A 4-mg dose of vaccine was administered as 1 mL by intramuscular injection in the deltoid muscle, using the Biojector 2000 Needle-Free Injection Management System (Bioject). In both groups, the immunization series was a 3-dose priming regimen with an optional single-dose homologous booster. The schedule for the 3-dose priming series was targeted to study days 0, 28, and 56, within permitted windows. Based on results from preclinical immunogenicity data available after the VRC 206 study began, an optional homologous booster dose at week 32 or later was offered to subjects who had completed all 3 injections and remained in clinical follow-up.

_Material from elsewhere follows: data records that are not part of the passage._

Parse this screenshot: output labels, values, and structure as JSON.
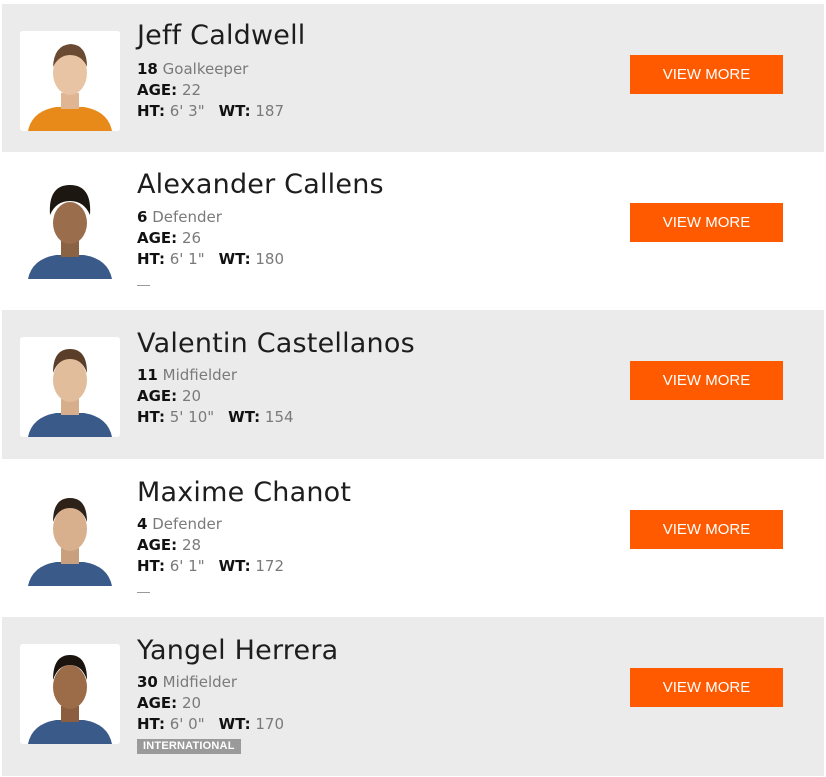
{
  "labels": {
    "age": "AGE:",
    "ht": "HT:",
    "wt": "WT:"
  },
  "button_label": "VIEW MORE",
  "colors": {
    "accent": "#ff5a00",
    "row_gray": "#ebebeb",
    "badge": "#9a9a9a"
  },
  "players": [
    {
      "name": "Jeff Caldwell",
      "number": "18",
      "position": "Goalkeeper",
      "age": "22",
      "height": "6' 3\"",
      "weight": "187",
      "tag": ""
    },
    {
      "name": "Alexander Callens",
      "number": "6",
      "position": "Defender",
      "age": "26",
      "height": "6' 1\"",
      "weight": "180",
      "tag": ""
    },
    {
      "name": "Valentin Castellanos",
      "number": "11",
      "position": "Midfielder",
      "age": "20",
      "height": "5' 10\"",
      "weight": "154",
      "tag": ""
    },
    {
      "name": "Maxime Chanot",
      "number": "4",
      "position": "Defender",
      "age": "28",
      "height": "6' 1\"",
      "weight": "172",
      "tag": ""
    },
    {
      "name": "Yangel Herrera",
      "number": "30",
      "position": "Midfielder",
      "age": "20",
      "height": "6' 0\"",
      "weight": "170",
      "tag": "INTERNATIONAL"
    }
  ]
}
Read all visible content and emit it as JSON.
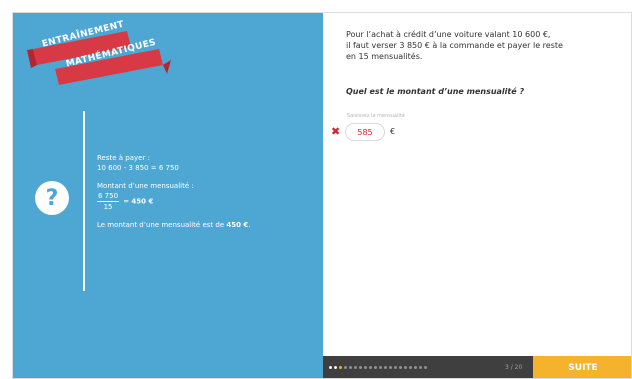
{
  "colors": {
    "left_panel": "#4ea7d3",
    "banner": "#d73a44",
    "wrong": "#d5232f",
    "next_button": "#f4b22d",
    "bottom_bar": "#3f3f3f",
    "current_dot": "#f5b10a"
  },
  "banner": {
    "line1": "ENTRAÎNEMENT",
    "line2": "MATHÉMATIQUES"
  },
  "help_icon": {
    "glyph": "?",
    "name": "help-icon"
  },
  "explanation": {
    "line1": "Reste à payer :",
    "line2": "10 600 - 3 850 = 6 750",
    "line3": "Montant d’une mensualité :",
    "fraction_numerator": "6 750",
    "fraction_denominator": "15",
    "fraction_equals": "=",
    "fraction_result": "450 €",
    "conclusion_prefix": "Le montant d’une mensualité est de ",
    "conclusion_value": "450 €",
    "conclusion_suffix": "."
  },
  "question": {
    "text_line1": "Pour l’achat à crédit d’une voiture valant 10 600 €,",
    "text_line2": "il faut verser 3 850 € à la commande et payer le reste",
    "text_line3": "en 15 mensualités.",
    "title": "Quel est le montant d’une mensualité ?",
    "input_label": "Saisissez la mensualité",
    "answer_value": "585",
    "unit": "€",
    "wrong_icon": "✖"
  },
  "navigation": {
    "progress": "3 / 20",
    "next_label": "SUITE"
  }
}
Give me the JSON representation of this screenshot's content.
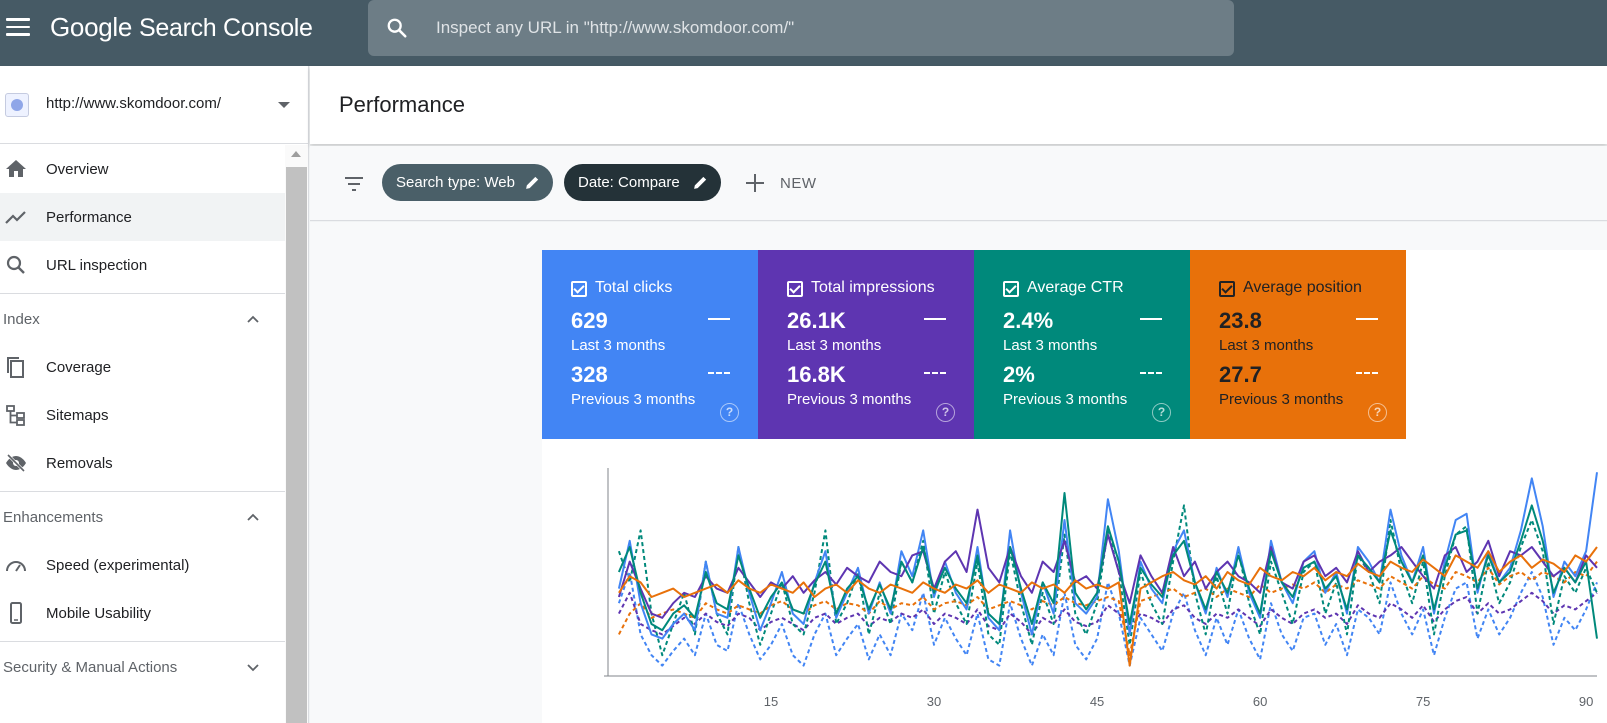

Laboratory and clinical evaluations were completed at scheduled study visits. Local and systemic reactogenicity was self-reported by subjects using 5-day diary cards after each vaccination. Clinical assessment and laboratory evaluations for creatinine, alanine aminotransferase, complete blood cell count, prothrombin time, and partial thromboplastin time were completed at scheduled study visits. Adverse events were reported for the entire duration of the study, coded using the Medical Dictionary for Regulatory Activities and graded for severity using the Division of AIDS table for grading the severity of adverse events (December 2004) [15] . Subjects were followed up for safety and immunogenicity for 32 weeks or for 12 weeks after receipt of the optional fourth study injection.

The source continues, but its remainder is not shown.